The Milne Bay crash that killed three Australians and a New Zealander in PNG on Tuesday has also exposed serious concerns about CASA’s handling of Trans Air’s operations and anger about the allegedly poor performance of some of the parties involved in Australian investigations into the Kokoda disaster last year.
While the ATSB has agreed to a PNG invitation to assist in its investigation at the site where the operator’s Citation II jet crashed off the runway on Misima Island, its involvement is being kept at levels Port Moresby considers appropriate to an aviation accident rather than a political circus.
Information given to Crikey says that a massive and costly inquiry by Australian authorities — including the Department of the Environment, Water, Heritage and the Arts as well as the ATSB, CASA and DFAT — into the crash of a PNG Airlines Twin Otter while descending toward the Kokoda airstrip on August 11 last year produced a report so badly flawed that it was withdrawn without a detailed release after the PNG authorities objected to what they regarded as factual errors and mistakes within it.
That crash killed 13 people including nine Australians about to embark on the Kokoda Track walk. An official and detailed PNG report into the tragedy is in preparation for public release on a date to be announced.
The anger in Port Moresby over CASA’s alleged ‘persecution’ of Trans Air and one of its co-owners, Les Wright, who died in Tuesday’s crash is not about Wright’s numerous offences against Australian safety regulations while chief pilot and part owner of the earlier Transair, which went out of business after the crash of its Metroliner turbo-prop while approaching Lockhart River in far northern Queensland on May 7, 2005, killing all 15 people on board.
Rather it is about a perceived vendetta against the PNG Trans Air operation, in which Wright had no role in its management of safety, and which officials in Port Moresby saw as an attempt by CASA to deflect blame for its complicity in the Lockhart River crash.
To summarise from privileged documents, the ATSB in its inquiry in the 2005 crash blamed inadequate and ineffective CASA oversight of Wright and Transair as a contributing factor, in that if CASA had done its job the accident would never have happened. These claims, subsequently pursued by the relatives of the Lockhart River dead through Senate committee hearings into CASA and aired in a coronial inquest, are well supported.

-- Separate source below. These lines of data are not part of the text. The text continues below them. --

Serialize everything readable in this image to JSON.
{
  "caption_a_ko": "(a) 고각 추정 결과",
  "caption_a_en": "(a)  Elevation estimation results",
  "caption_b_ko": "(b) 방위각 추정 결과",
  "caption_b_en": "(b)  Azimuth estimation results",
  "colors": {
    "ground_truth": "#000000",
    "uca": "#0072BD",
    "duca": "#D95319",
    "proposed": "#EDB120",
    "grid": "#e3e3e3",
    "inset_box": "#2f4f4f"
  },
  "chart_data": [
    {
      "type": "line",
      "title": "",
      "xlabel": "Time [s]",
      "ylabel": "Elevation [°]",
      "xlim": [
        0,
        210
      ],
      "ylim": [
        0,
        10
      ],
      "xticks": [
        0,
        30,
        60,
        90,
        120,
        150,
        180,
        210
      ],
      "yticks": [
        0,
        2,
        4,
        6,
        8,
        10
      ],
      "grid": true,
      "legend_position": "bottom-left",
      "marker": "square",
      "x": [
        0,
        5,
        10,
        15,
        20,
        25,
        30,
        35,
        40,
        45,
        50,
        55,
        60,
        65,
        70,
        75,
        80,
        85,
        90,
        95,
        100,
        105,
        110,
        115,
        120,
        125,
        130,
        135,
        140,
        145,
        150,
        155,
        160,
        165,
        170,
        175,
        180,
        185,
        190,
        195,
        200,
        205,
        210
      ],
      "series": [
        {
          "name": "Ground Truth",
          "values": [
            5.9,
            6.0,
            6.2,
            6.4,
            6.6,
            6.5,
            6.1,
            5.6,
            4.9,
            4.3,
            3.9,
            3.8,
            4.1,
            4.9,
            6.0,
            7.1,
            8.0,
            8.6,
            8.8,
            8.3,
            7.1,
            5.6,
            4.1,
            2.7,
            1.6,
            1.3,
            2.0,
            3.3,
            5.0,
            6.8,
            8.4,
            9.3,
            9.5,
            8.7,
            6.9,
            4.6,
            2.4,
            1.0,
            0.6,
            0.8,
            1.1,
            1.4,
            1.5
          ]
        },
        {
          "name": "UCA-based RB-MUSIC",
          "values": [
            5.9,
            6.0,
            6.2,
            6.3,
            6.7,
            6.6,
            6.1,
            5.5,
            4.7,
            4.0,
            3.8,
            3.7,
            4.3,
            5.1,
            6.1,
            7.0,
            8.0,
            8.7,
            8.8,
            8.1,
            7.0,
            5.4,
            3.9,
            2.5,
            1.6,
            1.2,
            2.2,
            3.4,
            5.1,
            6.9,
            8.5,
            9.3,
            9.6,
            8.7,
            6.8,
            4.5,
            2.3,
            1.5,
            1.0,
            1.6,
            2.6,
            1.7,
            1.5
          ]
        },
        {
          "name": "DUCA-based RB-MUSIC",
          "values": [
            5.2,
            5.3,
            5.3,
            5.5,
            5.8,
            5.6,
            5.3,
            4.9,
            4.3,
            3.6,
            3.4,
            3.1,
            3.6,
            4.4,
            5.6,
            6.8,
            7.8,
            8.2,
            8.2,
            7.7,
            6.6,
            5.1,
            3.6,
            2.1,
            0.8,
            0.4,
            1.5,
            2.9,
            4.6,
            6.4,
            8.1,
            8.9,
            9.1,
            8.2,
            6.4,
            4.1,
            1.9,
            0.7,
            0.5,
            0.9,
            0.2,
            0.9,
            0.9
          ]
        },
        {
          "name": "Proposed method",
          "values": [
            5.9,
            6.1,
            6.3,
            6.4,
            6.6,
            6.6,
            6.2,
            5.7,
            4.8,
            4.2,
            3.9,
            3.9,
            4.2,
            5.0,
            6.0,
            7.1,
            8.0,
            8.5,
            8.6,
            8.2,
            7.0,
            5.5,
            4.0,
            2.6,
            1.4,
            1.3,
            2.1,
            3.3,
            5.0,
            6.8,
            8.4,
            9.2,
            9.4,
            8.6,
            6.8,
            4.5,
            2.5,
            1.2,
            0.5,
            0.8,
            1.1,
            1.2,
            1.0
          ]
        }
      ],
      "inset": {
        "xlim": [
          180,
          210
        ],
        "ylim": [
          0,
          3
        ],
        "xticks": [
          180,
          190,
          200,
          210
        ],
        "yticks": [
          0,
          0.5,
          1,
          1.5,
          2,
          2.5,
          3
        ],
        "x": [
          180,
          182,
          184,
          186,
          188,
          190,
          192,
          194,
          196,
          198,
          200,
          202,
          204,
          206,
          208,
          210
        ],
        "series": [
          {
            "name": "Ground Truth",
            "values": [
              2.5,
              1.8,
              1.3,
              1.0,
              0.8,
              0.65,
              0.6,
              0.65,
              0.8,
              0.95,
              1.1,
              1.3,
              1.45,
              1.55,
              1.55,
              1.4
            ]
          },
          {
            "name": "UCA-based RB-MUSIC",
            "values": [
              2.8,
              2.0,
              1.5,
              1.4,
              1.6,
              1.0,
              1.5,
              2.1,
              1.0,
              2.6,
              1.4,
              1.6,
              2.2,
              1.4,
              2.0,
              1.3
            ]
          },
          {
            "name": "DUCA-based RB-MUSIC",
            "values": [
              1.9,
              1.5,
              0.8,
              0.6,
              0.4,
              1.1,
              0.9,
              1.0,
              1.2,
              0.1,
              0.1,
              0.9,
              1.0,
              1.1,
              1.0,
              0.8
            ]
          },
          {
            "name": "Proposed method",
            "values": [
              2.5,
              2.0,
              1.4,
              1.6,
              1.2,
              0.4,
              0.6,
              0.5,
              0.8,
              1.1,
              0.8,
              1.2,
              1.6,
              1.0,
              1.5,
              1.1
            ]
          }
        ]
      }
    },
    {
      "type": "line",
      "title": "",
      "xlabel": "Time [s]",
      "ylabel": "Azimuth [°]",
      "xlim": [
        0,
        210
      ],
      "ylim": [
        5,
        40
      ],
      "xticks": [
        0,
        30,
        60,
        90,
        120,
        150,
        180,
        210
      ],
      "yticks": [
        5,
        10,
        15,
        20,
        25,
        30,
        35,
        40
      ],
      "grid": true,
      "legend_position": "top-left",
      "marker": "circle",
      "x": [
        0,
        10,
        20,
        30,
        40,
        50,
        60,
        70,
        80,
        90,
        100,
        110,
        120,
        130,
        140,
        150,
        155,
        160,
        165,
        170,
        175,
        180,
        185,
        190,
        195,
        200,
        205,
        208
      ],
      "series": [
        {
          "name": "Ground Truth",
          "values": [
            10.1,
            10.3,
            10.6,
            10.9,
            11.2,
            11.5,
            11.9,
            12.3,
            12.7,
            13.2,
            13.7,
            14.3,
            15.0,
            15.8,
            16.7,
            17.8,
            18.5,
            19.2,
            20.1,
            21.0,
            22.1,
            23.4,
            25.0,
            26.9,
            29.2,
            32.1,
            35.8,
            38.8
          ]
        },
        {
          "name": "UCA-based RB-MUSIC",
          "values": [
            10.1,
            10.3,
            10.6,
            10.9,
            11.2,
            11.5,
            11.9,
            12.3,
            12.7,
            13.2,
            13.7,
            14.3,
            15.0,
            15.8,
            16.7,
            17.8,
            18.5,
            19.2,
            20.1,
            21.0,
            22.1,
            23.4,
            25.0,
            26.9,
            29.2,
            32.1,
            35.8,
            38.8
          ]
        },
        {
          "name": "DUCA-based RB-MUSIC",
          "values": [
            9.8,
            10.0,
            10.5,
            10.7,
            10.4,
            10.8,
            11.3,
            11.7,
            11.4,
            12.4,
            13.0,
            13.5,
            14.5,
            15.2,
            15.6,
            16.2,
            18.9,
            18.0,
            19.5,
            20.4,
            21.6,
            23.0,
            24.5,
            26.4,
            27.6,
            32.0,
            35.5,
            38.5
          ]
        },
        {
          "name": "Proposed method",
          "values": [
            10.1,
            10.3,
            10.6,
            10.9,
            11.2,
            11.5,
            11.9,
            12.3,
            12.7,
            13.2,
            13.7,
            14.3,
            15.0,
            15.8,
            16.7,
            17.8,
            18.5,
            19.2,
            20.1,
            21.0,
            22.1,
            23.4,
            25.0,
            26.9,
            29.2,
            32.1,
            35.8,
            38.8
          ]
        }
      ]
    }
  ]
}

The CASA ‘vendetta’ against Wright and Trans Air failed after the Administrative Appeals Tribunal in January reversed the regulator’s refusal to issue a certificate of approval for its medical evacuation and related flight activities between PNG and Australia. Those flights used the same jet that was destroyed on Tuesday after it was observed to aquaplane off the Misima Island airstrip in heavy rain and crash into trees.
Wright is now dead, and following the comments about him and Trans Air made yesterday by CASA, which sough to leverage positive spin on its failures to deal with Transair in 2005, so is its reputation in PNG.